From: Reducing disease and death from Artisanal and Small-Scale Mining (ASM) - the urgent need for responsible mining in the context of growing global demand for minerals and metals for climate change mitigation

Women are often affected disproportionately. Estimates suggest up to 50% of miners are female in some African artisanal and small scale mines [71]. Because they are mainly involved in processing or transporting ore, they may not be recognized as miners or included in the statistics [72]. Often mining is experienced as a women’s sole way of gaining financial independence. It is reported that women engage in informal and illegal activities more frequently than men [70]. As workers in mines, or as those responsible for processing the ore, women are exposed to all hazards described above. Women’s reproductive health suffers and maternal health decreases. In ASGM, smelting is commonly seen as the women’s task and results in exposure to mercury fumes. This exposure can span from prenatal to adulthood, with adverse neurological effects on whole generations in working as artisanal and small scale miners [73]. Additionally, women are at a high risk due to isolation in mining settings and physical and sexual abuse. Sexual transmitted diseases (STDs) are frequently reported among women. As a result of structural gender inequalities women benefit from even fewer OHS services than men [10, 11, 64, 74].

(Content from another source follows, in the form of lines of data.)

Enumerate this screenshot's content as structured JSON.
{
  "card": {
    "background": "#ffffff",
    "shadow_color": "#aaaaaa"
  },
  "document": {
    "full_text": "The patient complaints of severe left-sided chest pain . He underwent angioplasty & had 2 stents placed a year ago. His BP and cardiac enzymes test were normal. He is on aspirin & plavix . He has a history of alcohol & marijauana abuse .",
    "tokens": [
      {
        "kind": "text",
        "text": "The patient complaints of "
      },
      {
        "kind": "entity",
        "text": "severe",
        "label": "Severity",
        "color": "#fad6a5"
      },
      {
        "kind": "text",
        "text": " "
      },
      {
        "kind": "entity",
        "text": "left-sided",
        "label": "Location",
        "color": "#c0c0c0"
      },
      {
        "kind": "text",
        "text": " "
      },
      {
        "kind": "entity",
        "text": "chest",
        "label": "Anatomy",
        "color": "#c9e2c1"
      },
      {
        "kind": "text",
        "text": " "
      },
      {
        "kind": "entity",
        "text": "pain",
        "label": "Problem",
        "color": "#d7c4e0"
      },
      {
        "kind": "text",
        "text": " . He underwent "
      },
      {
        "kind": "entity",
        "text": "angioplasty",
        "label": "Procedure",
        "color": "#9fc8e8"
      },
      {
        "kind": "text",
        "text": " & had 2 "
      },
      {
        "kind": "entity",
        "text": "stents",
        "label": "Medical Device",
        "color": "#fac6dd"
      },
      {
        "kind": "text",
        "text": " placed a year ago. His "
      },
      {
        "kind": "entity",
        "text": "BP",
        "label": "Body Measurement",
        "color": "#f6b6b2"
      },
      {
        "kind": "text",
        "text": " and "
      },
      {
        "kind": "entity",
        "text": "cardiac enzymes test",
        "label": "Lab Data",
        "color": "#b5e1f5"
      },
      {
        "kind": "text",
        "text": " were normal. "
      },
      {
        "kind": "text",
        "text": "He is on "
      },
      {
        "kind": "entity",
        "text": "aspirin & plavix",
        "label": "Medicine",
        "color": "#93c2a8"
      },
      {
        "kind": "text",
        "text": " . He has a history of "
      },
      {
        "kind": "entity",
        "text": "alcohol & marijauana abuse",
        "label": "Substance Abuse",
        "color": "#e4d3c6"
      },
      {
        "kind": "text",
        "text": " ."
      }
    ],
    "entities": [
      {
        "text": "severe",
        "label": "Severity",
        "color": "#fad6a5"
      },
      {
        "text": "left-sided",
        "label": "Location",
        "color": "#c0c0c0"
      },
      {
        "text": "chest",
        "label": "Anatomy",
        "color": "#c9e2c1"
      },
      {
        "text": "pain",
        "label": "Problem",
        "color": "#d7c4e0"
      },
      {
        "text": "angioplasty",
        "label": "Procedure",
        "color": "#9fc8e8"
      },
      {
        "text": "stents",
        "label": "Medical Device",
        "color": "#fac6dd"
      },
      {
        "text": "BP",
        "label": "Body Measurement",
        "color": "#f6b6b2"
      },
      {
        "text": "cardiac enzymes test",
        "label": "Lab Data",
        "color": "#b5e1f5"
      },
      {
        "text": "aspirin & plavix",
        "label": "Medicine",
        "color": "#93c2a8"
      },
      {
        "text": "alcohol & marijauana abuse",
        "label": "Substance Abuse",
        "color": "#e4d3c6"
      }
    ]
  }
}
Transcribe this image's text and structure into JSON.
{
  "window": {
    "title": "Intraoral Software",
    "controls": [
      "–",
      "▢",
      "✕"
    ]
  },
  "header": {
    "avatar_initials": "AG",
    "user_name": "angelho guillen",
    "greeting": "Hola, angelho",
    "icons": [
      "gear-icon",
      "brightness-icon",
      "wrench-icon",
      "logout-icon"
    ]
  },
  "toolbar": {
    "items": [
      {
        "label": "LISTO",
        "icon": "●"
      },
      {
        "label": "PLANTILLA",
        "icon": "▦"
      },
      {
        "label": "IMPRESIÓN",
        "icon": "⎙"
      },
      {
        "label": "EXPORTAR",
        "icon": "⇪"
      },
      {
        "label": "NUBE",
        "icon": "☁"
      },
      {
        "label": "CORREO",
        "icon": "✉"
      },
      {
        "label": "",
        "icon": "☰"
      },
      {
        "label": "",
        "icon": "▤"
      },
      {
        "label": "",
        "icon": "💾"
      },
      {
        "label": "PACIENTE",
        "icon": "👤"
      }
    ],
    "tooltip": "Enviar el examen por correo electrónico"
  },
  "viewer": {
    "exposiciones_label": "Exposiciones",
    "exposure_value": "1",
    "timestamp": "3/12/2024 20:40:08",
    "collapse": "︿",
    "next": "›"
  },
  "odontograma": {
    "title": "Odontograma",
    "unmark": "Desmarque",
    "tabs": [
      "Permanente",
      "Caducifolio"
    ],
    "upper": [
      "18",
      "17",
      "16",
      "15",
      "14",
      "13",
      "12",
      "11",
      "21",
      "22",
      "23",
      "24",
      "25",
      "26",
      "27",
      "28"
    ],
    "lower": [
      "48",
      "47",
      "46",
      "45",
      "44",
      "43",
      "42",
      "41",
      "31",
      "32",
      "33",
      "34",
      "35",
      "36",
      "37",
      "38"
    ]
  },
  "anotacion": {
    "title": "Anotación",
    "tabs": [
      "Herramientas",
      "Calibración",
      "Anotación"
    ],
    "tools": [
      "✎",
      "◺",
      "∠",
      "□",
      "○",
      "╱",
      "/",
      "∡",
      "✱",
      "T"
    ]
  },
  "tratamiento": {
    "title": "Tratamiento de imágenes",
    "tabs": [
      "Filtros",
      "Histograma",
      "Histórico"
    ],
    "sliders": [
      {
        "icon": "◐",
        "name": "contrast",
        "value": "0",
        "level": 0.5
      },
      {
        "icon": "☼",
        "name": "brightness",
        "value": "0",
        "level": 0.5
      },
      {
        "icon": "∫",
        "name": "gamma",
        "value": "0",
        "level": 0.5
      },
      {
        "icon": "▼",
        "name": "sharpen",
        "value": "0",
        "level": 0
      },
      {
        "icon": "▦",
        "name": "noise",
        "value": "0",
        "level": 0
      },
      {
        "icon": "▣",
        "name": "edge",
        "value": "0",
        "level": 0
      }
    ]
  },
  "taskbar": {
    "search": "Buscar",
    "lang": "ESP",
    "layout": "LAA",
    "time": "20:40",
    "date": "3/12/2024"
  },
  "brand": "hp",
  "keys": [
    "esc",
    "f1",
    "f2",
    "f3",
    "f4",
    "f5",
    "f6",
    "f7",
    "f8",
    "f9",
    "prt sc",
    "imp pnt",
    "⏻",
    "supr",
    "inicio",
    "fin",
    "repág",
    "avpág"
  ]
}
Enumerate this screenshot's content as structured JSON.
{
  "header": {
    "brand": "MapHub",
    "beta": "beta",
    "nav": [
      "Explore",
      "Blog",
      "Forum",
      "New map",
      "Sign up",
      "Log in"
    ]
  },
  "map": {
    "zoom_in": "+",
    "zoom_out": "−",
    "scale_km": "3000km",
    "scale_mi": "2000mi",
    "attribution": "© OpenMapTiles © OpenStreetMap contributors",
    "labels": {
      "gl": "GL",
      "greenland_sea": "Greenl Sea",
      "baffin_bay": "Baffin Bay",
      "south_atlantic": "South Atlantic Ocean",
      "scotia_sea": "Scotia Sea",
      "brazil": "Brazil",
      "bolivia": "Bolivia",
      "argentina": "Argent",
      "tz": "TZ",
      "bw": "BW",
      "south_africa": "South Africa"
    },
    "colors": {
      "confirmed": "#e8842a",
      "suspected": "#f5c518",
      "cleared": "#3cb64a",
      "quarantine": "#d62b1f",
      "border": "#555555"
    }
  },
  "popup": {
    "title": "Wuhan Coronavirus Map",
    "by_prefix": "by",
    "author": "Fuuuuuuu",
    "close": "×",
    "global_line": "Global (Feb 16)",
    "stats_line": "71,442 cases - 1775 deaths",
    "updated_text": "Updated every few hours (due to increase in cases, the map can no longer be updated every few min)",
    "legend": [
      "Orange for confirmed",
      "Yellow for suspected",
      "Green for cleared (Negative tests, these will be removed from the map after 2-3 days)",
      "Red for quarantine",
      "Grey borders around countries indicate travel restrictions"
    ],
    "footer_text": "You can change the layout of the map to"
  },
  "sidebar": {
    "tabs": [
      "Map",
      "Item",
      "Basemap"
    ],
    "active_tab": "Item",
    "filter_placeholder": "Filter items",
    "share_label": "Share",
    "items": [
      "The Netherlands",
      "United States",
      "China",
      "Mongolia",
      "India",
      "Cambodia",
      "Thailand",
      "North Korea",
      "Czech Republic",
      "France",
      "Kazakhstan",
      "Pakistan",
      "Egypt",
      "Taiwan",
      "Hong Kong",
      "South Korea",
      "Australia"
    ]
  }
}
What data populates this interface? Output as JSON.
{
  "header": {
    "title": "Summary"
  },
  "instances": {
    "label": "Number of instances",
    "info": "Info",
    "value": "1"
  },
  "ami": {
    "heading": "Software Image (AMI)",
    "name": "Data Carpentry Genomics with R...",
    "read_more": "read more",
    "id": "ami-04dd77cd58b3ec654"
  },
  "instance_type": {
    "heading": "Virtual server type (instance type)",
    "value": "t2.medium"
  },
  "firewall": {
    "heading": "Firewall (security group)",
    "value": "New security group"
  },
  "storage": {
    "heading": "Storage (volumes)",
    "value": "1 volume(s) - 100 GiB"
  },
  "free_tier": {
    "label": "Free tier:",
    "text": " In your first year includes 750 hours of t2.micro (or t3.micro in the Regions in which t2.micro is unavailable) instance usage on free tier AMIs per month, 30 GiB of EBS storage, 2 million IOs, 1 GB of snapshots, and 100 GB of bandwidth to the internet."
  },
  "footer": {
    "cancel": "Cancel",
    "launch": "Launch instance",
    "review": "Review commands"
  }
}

Child labor in ASM is common and requires specific attention. According to the ILO [75] about one million children worldwide are working in mines. Sometimes up to half of the miners are below the age of 15. These children work in “life-threatening conditions, subject to violence, extortion and intimidation” [75], not able to seize some of their fundamental human rights. Since life chances are largely defined by early life years, growing up in mining communities and later working in mines diminishes an individual’s potential drastically. Firstly, weak maternal health determines an infant’s start to life and, thereby, his or her later health state. Children laborers have reduced access to education and, hence, few chances to escape from the hazardous settings. The biological hazards described above present a particular risk to the still developing children. Mercury can affect fetuses and children extensively and adverse health effects are reported. Malnutrition and adverse musculoskeletal consequences are described to occur among child miners [71, 76, 77]. Because of the high mobility of ASM communities, the presence of many young men who are without their families, the daily flow of cash, and the high rates of alcohol and substance abuse, prostitution is part and parcel of mining life [46, 78]. Like their mothers, girls are exposed to sexual and gender-based violence and exploitation, often resulting in pregnancies and STDs. Boys are not excluded from forced child prostitution [79]. In addition, substance abuse is reported among child miners. Financial incentives and peer pressure are usually the reasons children engage in mining activities [11, 65, 66, 70].